For different language processing systems (such as different human brains), we may perform phase space reconstruction (PSR) on brain imaging data (e.g., EEG, MEG, fMRI) to create a representation of the brain’s dynamics. This allows us to reconstruct the geometry of the same word in the brain’s phase space and analyze the dynamics of different brains in processing the same word. Moreover, the direct mapping of the dynamic geometry of word encoding under different dynamical systems might also be an interesting topic of study.
3. Discussion
3.1 The Connection Between Brain Dynamics and Language Processing System Dynamics
In 2017, Pillai AS et al.’s work [2] explored the dynamics of behavior, establishing a connection between brain dynamics and behavioral dynamics. Specifically, it shows that the dynamics of behavior may be modeled as a structured flow on a manifold (SFM) in a low-dimensional space of brain dynamics, where the flow is shaped by certain constraints.
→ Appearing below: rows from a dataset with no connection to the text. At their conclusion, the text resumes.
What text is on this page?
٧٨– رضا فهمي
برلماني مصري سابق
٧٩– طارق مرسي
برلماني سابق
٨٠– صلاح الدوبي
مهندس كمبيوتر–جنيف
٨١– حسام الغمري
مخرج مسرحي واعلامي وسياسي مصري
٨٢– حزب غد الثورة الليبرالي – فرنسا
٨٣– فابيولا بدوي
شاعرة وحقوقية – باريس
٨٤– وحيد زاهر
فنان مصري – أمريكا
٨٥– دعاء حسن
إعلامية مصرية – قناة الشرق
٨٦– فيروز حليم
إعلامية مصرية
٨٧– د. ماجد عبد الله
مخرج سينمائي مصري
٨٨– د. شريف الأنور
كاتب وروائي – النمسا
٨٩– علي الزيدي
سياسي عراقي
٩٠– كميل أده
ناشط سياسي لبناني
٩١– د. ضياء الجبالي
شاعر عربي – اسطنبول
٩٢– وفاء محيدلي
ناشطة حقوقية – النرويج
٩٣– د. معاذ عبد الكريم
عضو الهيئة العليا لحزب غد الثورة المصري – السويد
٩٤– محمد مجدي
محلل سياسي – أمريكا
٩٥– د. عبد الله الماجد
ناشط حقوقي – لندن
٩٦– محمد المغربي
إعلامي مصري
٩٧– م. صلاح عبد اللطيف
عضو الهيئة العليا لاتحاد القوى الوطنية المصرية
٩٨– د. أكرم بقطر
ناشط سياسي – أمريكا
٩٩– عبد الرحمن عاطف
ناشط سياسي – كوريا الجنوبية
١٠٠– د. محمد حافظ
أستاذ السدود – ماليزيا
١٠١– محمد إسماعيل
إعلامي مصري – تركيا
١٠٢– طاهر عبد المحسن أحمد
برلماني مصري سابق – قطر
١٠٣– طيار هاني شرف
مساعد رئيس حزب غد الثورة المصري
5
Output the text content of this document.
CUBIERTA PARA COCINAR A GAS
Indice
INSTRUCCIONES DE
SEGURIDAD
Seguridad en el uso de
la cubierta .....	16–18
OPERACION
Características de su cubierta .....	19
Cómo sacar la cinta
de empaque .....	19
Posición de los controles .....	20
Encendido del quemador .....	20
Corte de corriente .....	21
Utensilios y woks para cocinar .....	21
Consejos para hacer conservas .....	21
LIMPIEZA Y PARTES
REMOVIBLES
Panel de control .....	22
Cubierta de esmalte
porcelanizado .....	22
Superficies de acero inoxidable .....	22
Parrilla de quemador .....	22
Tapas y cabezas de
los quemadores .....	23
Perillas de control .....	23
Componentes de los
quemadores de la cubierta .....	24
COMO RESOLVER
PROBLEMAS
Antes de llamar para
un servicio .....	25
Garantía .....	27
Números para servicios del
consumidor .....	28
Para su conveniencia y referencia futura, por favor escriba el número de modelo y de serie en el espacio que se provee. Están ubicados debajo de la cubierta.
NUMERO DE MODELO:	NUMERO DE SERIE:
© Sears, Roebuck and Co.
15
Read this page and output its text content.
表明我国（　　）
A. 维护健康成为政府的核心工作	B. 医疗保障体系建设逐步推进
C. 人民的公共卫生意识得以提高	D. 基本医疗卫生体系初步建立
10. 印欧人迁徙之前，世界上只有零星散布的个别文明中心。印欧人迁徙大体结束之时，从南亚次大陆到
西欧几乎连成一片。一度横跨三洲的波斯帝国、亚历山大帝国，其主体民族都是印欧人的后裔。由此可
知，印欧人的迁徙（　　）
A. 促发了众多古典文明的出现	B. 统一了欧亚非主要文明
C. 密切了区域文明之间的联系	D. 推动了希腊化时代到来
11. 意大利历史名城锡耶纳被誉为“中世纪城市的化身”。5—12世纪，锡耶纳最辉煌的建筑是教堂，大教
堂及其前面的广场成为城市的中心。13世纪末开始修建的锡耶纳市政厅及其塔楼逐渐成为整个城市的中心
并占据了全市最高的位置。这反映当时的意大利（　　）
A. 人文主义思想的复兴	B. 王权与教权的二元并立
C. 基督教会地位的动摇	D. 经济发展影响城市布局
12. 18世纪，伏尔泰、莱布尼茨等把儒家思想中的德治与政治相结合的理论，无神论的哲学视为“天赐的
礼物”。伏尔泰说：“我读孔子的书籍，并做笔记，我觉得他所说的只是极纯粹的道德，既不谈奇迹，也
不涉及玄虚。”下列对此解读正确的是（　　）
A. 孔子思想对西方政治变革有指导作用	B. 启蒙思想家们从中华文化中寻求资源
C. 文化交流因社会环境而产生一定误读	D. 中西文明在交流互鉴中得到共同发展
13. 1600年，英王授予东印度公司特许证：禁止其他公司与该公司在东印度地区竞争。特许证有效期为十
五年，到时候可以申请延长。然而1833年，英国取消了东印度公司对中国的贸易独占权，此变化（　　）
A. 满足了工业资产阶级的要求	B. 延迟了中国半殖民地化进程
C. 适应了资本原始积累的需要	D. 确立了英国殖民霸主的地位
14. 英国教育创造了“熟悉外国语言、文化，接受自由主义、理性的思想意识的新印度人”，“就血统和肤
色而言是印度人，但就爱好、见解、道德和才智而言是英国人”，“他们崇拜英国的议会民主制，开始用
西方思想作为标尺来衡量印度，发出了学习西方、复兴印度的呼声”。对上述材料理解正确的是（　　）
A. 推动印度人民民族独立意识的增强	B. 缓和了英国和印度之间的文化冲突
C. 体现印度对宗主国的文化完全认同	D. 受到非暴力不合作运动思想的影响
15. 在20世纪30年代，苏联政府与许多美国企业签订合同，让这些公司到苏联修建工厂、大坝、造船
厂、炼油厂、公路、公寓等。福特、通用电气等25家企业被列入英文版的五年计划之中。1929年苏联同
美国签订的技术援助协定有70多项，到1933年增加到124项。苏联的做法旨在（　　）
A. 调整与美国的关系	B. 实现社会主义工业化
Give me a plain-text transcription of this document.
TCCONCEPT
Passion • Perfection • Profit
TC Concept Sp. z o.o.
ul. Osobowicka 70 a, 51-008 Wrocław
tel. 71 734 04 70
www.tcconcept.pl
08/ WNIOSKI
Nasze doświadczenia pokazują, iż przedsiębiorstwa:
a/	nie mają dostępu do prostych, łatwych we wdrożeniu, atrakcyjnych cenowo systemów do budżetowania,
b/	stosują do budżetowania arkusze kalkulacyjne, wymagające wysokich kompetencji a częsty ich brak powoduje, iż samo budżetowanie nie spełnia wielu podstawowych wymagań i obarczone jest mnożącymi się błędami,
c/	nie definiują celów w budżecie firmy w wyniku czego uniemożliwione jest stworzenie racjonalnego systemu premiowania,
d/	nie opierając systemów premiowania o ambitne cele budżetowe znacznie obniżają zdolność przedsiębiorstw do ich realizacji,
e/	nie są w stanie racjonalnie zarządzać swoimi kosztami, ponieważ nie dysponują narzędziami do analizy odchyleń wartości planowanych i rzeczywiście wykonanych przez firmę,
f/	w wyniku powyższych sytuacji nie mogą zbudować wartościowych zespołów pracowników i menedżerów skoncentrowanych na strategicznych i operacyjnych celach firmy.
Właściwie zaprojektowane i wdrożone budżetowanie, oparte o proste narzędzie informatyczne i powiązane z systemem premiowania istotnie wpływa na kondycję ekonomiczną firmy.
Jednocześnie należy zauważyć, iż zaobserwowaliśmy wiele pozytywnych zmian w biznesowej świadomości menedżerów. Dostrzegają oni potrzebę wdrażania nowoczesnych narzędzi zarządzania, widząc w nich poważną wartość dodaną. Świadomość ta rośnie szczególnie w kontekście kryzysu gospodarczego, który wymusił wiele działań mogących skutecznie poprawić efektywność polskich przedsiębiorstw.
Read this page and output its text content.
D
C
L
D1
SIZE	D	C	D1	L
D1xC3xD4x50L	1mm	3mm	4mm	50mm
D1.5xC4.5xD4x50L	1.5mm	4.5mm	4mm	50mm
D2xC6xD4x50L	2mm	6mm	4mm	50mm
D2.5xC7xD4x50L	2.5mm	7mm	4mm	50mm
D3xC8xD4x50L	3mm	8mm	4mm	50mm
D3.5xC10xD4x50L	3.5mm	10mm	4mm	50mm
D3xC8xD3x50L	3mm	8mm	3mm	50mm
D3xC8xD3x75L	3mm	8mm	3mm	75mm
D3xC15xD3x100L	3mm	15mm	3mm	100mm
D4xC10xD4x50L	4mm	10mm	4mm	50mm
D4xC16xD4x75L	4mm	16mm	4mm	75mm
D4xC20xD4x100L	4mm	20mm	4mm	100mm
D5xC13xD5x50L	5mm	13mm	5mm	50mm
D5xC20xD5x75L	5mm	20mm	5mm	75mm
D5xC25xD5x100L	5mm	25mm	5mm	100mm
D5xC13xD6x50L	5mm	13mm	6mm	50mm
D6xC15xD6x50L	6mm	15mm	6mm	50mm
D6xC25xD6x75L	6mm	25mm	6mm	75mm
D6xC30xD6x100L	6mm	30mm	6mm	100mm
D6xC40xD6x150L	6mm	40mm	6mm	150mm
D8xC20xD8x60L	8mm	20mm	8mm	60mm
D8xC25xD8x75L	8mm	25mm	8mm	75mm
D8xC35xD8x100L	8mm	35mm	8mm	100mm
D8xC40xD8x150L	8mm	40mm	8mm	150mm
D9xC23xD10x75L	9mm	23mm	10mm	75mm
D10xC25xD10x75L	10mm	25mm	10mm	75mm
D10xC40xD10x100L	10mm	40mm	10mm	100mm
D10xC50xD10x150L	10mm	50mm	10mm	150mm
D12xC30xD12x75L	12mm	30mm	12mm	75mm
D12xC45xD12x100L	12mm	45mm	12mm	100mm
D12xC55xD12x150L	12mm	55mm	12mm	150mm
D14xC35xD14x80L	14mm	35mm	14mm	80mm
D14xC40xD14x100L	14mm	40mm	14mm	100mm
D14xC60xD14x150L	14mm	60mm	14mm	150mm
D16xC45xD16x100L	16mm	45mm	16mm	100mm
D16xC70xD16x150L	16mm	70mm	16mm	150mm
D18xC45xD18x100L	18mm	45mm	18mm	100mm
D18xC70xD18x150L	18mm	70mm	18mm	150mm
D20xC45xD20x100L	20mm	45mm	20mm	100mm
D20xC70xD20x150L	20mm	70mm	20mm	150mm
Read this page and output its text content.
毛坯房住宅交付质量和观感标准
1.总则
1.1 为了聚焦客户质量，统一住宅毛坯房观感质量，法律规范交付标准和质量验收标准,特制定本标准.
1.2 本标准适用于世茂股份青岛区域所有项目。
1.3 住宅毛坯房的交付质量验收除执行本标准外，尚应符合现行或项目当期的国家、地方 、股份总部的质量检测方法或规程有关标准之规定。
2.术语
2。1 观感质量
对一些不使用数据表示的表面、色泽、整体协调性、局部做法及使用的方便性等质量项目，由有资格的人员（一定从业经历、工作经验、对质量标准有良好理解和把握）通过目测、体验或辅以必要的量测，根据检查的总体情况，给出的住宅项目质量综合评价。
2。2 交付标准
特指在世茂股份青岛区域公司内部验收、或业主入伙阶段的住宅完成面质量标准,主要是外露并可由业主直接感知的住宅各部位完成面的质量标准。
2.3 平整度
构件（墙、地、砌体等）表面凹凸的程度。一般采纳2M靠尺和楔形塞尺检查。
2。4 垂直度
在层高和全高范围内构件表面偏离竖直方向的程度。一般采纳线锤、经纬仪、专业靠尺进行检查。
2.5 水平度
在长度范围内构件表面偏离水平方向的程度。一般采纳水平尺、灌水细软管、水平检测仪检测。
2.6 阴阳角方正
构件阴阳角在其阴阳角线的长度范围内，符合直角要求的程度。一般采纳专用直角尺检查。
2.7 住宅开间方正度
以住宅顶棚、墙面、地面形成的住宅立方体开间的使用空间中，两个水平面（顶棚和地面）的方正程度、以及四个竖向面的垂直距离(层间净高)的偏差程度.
Considering language processing behavior as one type of behavior, modeling the dynamics of a language processing system using SFM might be an interesting direction to pursue.
3.2 Trajectories in Generative Grammar
Let $G$ represent the set of grammar rules in a given language $L$, and let $\mathcal{C}(G_i)$ denote the corpus that can be generated by a certain grammar $G_i\in G$.
There exists a dynamical language processing system $\mathcal{D}_L$ for the language $L$, with an initial state $x_0$.
At this point, a particular word sequence $\bold c={c_1,c_2,…c_k}∈C(G_i)$ causes the system’s state to evolve, producing a state sequence $x_0,x_1,…,x_k,x_{k+1}$.
This state sequence forms a trajectory in the phase space of system $\mathcal{D}_L$.
Similarly, all possible trajectories generated by grammar $G_1$ also form a geometry within the phase space. This allows us to analyze the dynamics of the language processing system for different grammars by studying the geometries corresponding to these different grammars.
【Reference】
[1] Jeffrey L. Elman (1990). Finding structure in time*. Cognitive Science,14(2), 179-211.*
[2] Pillai AS, Jirsa VK. Symmetry Breaking in Space-Time Hierarchies Shapes Brain Dynamics and Behavior. Neuron. 2017 Jun 7;94(5):1010-1026. doi: 10.1016/j.neuron.2017.05.013. PMID: 28595045.
[3] De Saussure, Ferdinand. (1966). Course in General Linguistics (Edited by Charles Bally and Albert Sechehaye, Translated by Wade Baskin). New York, Toronto, London: McGraw-Hill Book Company.